I joined the United States Marine Corps right out of high school, with the full intention of protecting our country and the rights of the citizens living in this country. Now imagine for a moment, that everyday when you walk down the street, you are in constant fear of your life. Not from the soldiers or marines around you, but from people wearing masks, who come into your home at night and assault you for speaking to those soldiers and marines. Imagine that for exposing your face as a female you could be beaten, raped or killed. Imagine that wanting to live a free life could mean death right around the corner. People with similar fears founded our nation and we did not win our freedom alone. France provided us with help against England.

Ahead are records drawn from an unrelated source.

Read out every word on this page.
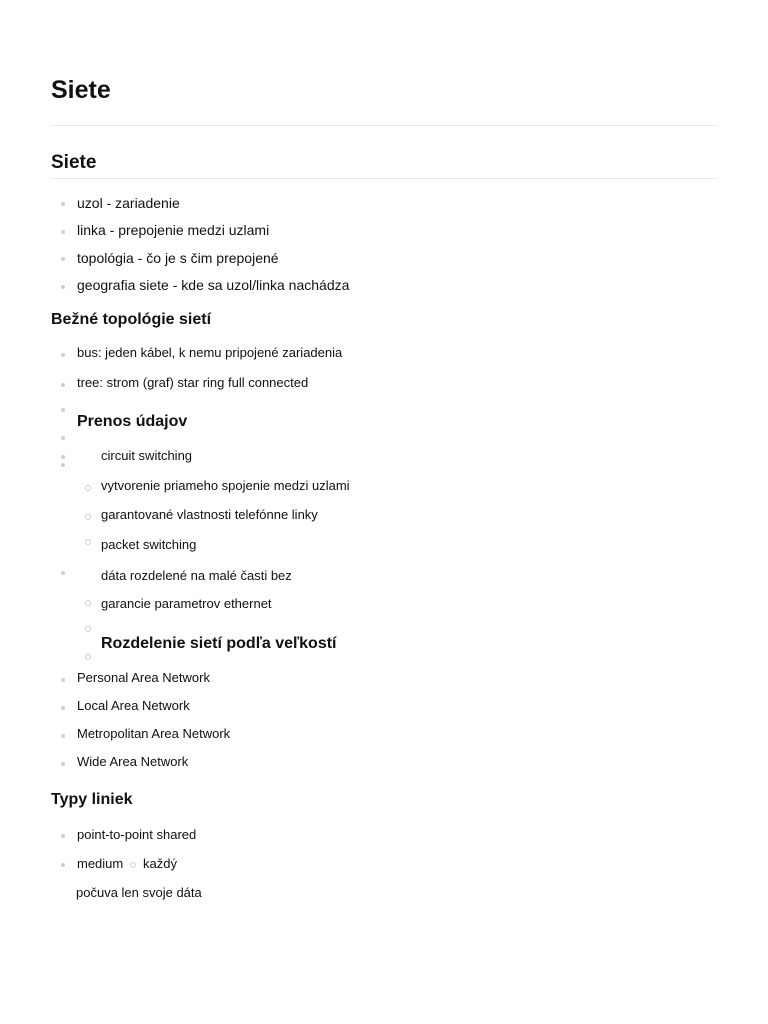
Siete
Siete
uzol - zariadenie
linka - prepojenie medzi uzlami
topológia - čo je s čim prepojené
geografia siete - kde sa uzol/linka nachádza
Bežné topológie sietí
bus: jeden kábel, k nemu pripojené zariadenia
tree: strom (graf) star ring full connected
Prenos údajov
circuit switching
vytvorenie priameho spojenie medzi uzlami
garantované vlastnosti telefónne linky
packet switching
dáta rozdelené na malé časti bez
garancie parametrov ethernet
Rozdelenie sietí podľa veľkostí
Personal Area Network
Local Area Network
Metropolitan Area Network
Wide Area Network
Typy liniek
point-to-point shared
medium každý
počuva len svoje dáta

Who are we to not offer the same help to others in search of their personal freedoms?

Myself, along with all others serving in our armed forces today, volunteered for the military. We signed our contracts knowing full well the risks of going to war and the consequences of those risks. We would do an injustice to the people of Iraq and Afghanistan, who want nothing more than freedom, the same freedom that our forefathers wanted for us, by leaving Iraq and Afghanistan before the war is won. I have friends over there right now and I know what its like to not see them. I know how my family feels when their loved ones are in danger and I have hugged the grief stricken parents of fallen heroes.

One of my best friends died from a roadside bomb. I saw his parents and wiped away their tears because their son died for our freedom and the freedom of others. His parents were proud of what he had done. Their loss still hurt, but they understood why he did what he had volunteered to do and I will not believe he died in vein; nor any other fallen hero of this war.

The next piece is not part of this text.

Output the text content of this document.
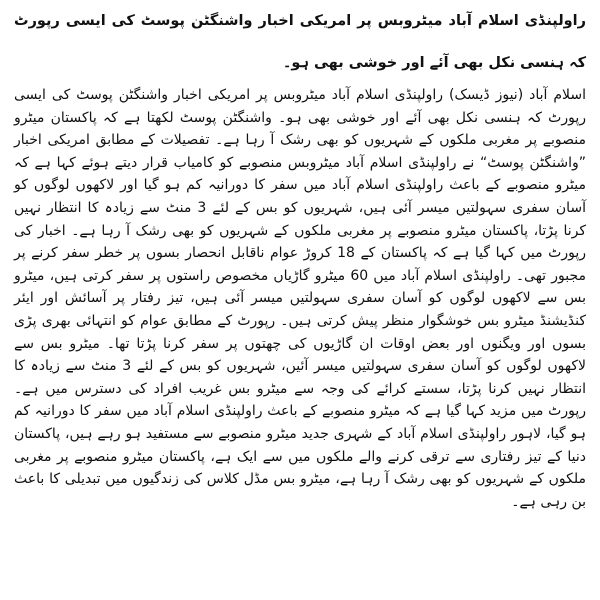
راولپنڈی اسلام آباد میٹروبس پر امریکی اخبار واشنگٹن پوسٹ کی ایسی رپورٹ کہ ہنسی نکل بھی آئے اور خوشی بھی ہو۔

اسلام آباد (نیوز ڈیسک) راولپنڈی اسلام آباد میٹروبس پر امریکی اخبار واشنگٹن پوسٹ کی ایسی رپورٹ کہ ہنسی نکل بھی آئے اور خوشی بھی ہو۔ واشنگٹن پوسٹ لکھتا ہے کہ پاکستان میٹرو منصوبے پر مغربی ملکوں کے شہریوں کو بھی رشک آ رہا ہے۔ تفصیلات کے مطابق امریکی اخبار ”واشنگٹن پوسٹ“ نے راولپنڈی اسلام آباد میٹروبس منصوبے کو کامیاب قرار دیتے ہوئے کہا ہے کہ میٹرو منصوبے کے باعث راولپنڈی اسلام آباد میں سفر کا دورانیہ کم ہو گیا اور لاکھوں لوگوں کو آسان سفری سہولتیں میسر آئی ہیں، شہریوں کو بس کے لئے 3 منٹ سے زیادہ کا انتظار نہیں کرنا پڑتا، پاکستان میٹرو منصوبے پر مغربی ملکوں کے شہریوں کو بھی رشک آ رہا ہے۔ اخبار کی رپورٹ میں کہا گیا ہے کہ پاکستان کے 18 کروڑ عوام ناقابل انحصار بسوں پر خطر سفر کرنے پر مجبور تھی۔ راولپنڈی اسلام آباد میں 60 میٹرو گاڑیاں مخصوص راستوں پر سفر کرتی ہیں، میٹرو بس سے لاکھوں لوگوں کو آسان سفری سہولتیں میسر آئی ہیں، تیز رفتار پر آسائش اور ایئر کنڈیشنڈ میٹرو بس خوشگوار منظر پیش کرتی ہیں۔ رپورٹ کے مطابق عوام کو انتہائی بھری پڑی بسوں اور ویگنوں اور بعض اوقات ان گاڑیوں کی چھتوں پر سفر کرنا پڑتا تھا۔ میٹرو بس سے لاکھوں لوگوں کو آسان سفری سہولتیں میسر آئیں، شہریوں کو بس کے لئے 3 منٹ سے زیادہ کا انتظار نہیں کرنا پڑتا، سستے کرائے کی وجہ سے میٹرو بس غریب افراد کی دسترس میں ہے۔ رپورٹ میں مزید کہا گیا ہے کہ میٹرو منصوبے کے باعث راولپنڈی اسلام آباد میں سفر کا دورانیہ کم ہو گیا، لاہور راولپنڈی اسلام آباد کے شہری جدید میٹرو منصوبے سے مستفید ہو رہے ہیں، پاکستان دنیا کے تیز رفتاری سے ترقی کرنے والے ملکوں میں سے ایک ہے، پاکستان میٹرو منصوبے پر مغربی ملکوں کے شہریوں کو بھی رشک آ رہا ہے، میٹرو بس مڈل کلاس کی زندگیوں میں تبدیلی کا باعث بن رہی ہے۔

I support President Bush and I support John McCain. I believe that they believe in our cause and that they have hope for the American people and the people of Iraq and Afghanistan. Are we doing the “right” thing? Yes, we are. We are giving others the same freedom that we have taken for granted here in America for the past 232 years.

What freedoms, you might ask? In my recent trip to a fireworks display in Vandalia, OH, for the Fourth of July celebration, I was asked to sit down during the playing of our National Anthem. As I looked around, I noticed that everyone around me was also sitting down. I remained standing till the end of the Anthem. At the end of the National Anthem, when my girlfriend and I sat down, the gentleman behind me said, “Its about time, now my kids can see the fireworks.” How’s that for freedom?

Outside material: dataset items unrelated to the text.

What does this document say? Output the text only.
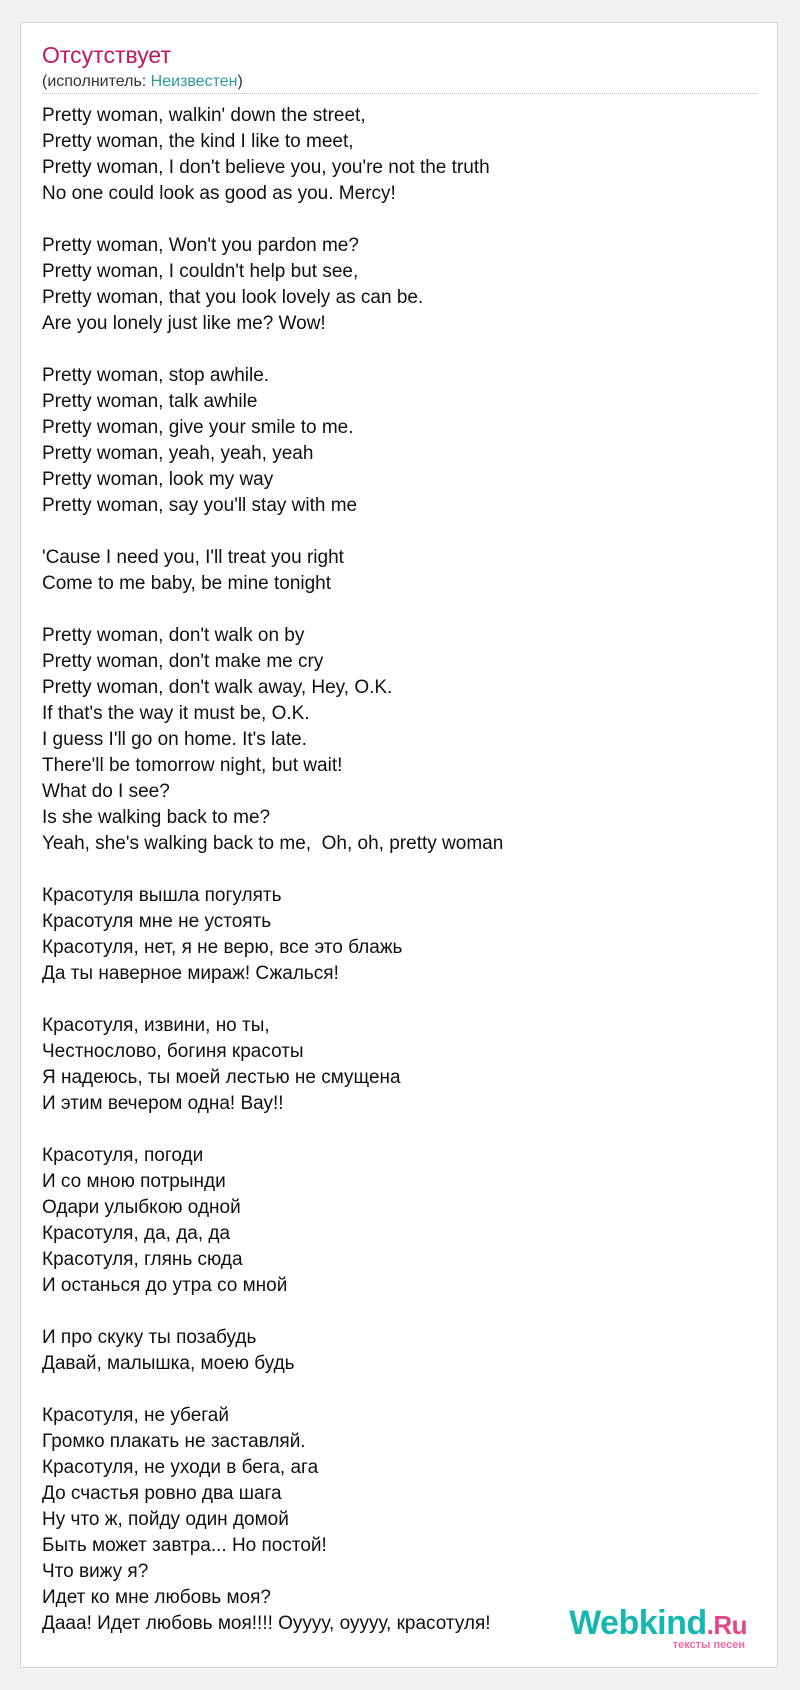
Отсутствует
(исполнитель: Неизвестен)
Pretty woman, walkin' down the street,
Pretty woman, the kind I like to meet,
Pretty woman, I don't believe you, you're not the truth
No one could look as good as you. Mercy!
Pretty woman, Won't you pardon me?
Pretty woman, I couldn't help but see,
Pretty woman, that you look lovely as can be.
Are you lonely just like me? Wow!
Pretty woman, stop awhile.
Pretty woman, talk awhile
Pretty woman, give your smile to me.
Pretty woman, yeah, yeah, yeah
Pretty woman, look my way
Pretty woman, say you'll stay with me
'Cause I need you, I'll treat you right
Come to me baby, be mine tonight
Pretty woman, don't walk on by
Pretty woman, don't make me cry
Pretty woman, don't walk away, Hey, O.K.
If that's the way it must be, O.K.
I guess I'll go on home. It's late.
There'll be tomorrow night, but wait!
What do I see?
Is she walking back to me?
Yeah, she's walking back to me,  Oh, oh, pretty woman
Красотуля вышла погулять
Красотуля мне не устоять
Красотуля, нет, я не верю, все это блажь
Да ты наверное мираж! Сжалься!
Красотуля, извини, но ты,
Честнослово, богиня красоты
Я надеюсь, ты моей лестью не смущена
И этим вечером одна! Вау!!
Красотуля, погоди
И со мною потрынди
Одари улыбкою одной
Красотуля, да, да, да
Красотуля, глянь сюда
И останься до утра со мной
И про скуку ты позабудь
Давай, малышка, моею будь
Красотуля, не убегай
Громко плакать не заставляй.
Красотуля, не уходи в бега, ага
До счастья ровно два шага
Ну что ж, пойду один домой
Быть может завтра... Но постой!
Что вижу я?
Идет ко мне любовь моя?
Дааа! Идет любовь моя!!!! Оуууу, оуууу, красотуля!	Webkind.Ru
тексты песен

The same song that brings tears to my eyes, and to so many others who have sacrificed to protect this country, stands for the freedom that lets one sit or stand (it’s your choice) at its playing. People in America have the freedom to choose to remain seated and even complain that others wish to stand. Women here walk around wearing barely enough clothes to cover their bodies. Protestors camp outside the President’s personal home. People spend $6.00 at Starbuck’s for 12 oz. of coffee and complain about $4.00 a gallon for gas. We sleep peacefully at night, without the fear of someone breaking into our homes to kill us because we talked to someone they did not like. Yet, just seven years after September 11, 2001, we seem to have lost the drive to support our troops and ask why we are fighting this war.

We ask for change because the economy is down, gas prices are high, and unemployment seems to be through the roof. There is really nothing new, however, about any of this. Did you know that gas rose in price almost a full dollar during Bill Clinton’s two terms in office as President of the United States? This effectively doubled the price of gas per gallon in the US, yet no one blamed the increase on the Bill Clinton. Gas has only gone up another $2.00 since Clinton left office. Yet, instead of occurring during peacetime, the increase has occurred while President Bush is dealing with two wars, the Iranians are threatening nuclear war against Israel and the US Congress wont allow us to drill and recover our own oil.

If the economy is down, why are people still buying $6.00 cups of coffee, instead of brewing 12 cups at home for less than a dollar? Barrack Obama isn’t the answer. Maybe John McCain isn’t either, but I do know one thing for sure. John McCain isn’t going to tell me that my friends and I fought for nothing by withdrawing our troops out of Iraq and Afghanistan.

I do know that John McCain has more experience in Washington. I do know that John McCain wants gas prices to go down. He wants troops home with their families, he wants people to have jobs and he wants people to keep their homes. I also know that he does not sugar coat things and that he is honest, whether you like the truth or not. When you go to the polls this fall, remember who has given so much to guarantee the freedom and vote accordingly. And thank a veteran, because it was him or her that gave you the right to be an American!